Although the play includes homosexual themes, a departure for Theatre Genesis, many critics have noted that the overall aesthetic of the piece was consistent with the earlier work produced at the theater. Barsha directed the production, and Smith of The Village Voice wrote that it was "vivid, simple and arresting... A bitter, painful, almost despairing vision presented with lightness, fluidity, conciseness and cunning".

==Later history of the theatre==
Theatre Genesis eventually moved closer to the mainstream. Many off-off-Broadway theaters began being scrutinized by those looking to make a profit and by external funding organizations. In 1966, St. Mark's accepted a $185,000 federal grant brokered by The New School to support the church's art and educational outreach programs, giving each production a budget of $200. Artists were then paid for the work, which was new for off-off-Broadway. The grant eventually led to a troubled relation between Theatre Genesis and external funding. Later in 1966, Cook and Allen refused a large Ford Foundation, and later stopped accepting the New School funding deal due to "excessive entanglement with the government". Cook then had to solicit funding from the Ford Foundation, and the theatre eventually became reliant on this external funding.

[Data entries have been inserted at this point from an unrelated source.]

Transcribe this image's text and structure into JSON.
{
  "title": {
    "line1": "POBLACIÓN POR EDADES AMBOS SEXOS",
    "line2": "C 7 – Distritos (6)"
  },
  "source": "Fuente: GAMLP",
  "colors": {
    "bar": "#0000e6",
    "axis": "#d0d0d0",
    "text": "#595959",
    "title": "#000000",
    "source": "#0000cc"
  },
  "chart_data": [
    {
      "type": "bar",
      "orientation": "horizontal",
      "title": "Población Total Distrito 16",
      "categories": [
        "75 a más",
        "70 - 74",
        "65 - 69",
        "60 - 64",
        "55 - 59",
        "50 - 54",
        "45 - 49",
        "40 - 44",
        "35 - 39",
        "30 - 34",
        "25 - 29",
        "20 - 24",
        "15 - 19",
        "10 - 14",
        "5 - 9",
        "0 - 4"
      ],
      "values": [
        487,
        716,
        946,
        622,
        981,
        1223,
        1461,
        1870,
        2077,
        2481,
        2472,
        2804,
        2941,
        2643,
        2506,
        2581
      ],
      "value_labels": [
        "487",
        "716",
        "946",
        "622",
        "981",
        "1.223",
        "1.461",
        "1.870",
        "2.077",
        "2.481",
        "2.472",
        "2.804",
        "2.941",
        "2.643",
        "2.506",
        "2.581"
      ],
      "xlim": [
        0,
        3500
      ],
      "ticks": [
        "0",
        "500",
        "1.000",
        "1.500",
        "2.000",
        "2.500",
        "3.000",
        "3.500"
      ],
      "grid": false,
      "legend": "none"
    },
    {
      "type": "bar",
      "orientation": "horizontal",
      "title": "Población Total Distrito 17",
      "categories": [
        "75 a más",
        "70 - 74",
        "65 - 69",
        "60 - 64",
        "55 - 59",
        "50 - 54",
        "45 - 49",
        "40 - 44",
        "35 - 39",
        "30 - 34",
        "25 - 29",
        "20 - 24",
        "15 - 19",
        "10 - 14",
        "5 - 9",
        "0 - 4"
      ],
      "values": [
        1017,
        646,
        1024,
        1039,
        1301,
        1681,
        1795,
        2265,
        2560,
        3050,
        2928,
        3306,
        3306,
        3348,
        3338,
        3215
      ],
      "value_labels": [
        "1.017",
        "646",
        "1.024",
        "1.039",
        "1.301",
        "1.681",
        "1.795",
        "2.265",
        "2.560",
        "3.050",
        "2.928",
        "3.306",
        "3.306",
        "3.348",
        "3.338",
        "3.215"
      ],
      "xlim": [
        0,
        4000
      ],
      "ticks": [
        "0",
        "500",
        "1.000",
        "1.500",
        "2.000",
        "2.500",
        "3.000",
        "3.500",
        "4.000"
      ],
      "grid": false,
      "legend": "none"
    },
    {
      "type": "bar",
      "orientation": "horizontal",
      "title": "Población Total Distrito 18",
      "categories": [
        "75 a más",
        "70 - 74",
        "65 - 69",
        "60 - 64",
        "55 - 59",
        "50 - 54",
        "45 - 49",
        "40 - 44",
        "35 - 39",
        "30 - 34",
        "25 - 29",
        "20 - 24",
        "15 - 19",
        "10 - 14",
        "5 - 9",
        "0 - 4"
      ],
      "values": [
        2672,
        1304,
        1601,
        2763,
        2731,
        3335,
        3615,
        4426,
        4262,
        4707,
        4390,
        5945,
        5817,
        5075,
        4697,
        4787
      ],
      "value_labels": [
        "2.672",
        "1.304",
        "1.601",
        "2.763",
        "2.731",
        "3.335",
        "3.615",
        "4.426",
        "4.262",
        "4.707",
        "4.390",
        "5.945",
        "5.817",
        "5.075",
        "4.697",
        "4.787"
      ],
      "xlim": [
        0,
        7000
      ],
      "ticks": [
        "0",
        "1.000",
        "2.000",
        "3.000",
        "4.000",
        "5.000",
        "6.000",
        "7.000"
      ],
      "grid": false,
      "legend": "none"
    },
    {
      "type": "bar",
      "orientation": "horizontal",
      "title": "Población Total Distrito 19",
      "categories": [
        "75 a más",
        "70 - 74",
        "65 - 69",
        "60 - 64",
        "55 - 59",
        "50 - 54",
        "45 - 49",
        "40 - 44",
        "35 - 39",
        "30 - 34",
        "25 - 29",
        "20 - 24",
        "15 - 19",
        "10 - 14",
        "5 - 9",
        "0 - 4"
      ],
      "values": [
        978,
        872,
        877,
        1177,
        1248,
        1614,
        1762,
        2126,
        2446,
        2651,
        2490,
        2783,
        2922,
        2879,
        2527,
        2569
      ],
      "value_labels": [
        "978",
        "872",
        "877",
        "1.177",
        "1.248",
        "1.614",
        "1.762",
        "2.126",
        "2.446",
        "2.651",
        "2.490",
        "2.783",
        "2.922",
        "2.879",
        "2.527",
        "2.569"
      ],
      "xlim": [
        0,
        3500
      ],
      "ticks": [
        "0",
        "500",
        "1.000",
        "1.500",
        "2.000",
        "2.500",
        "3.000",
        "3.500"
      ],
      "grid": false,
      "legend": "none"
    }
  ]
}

When that funding was reduced in 1969, the theatre had to cut the season from six shows to three.

Cook left the theater in 1969, leaving it to be co-run by Murray Mednick and Walter Hadler. They operated it as a cooperative for a few more years. David Crespy wrote, "The [East] Village was morphing around them as well... Jazz was being replaced by psychedelic rock, and the long-haired counterculture of 1969 was bringing a less angst-driven energy". Downtown activism was still prevalent, but Joe Cino's death on April 2, 1967 marked a departure from the origins of off-off-Broadway.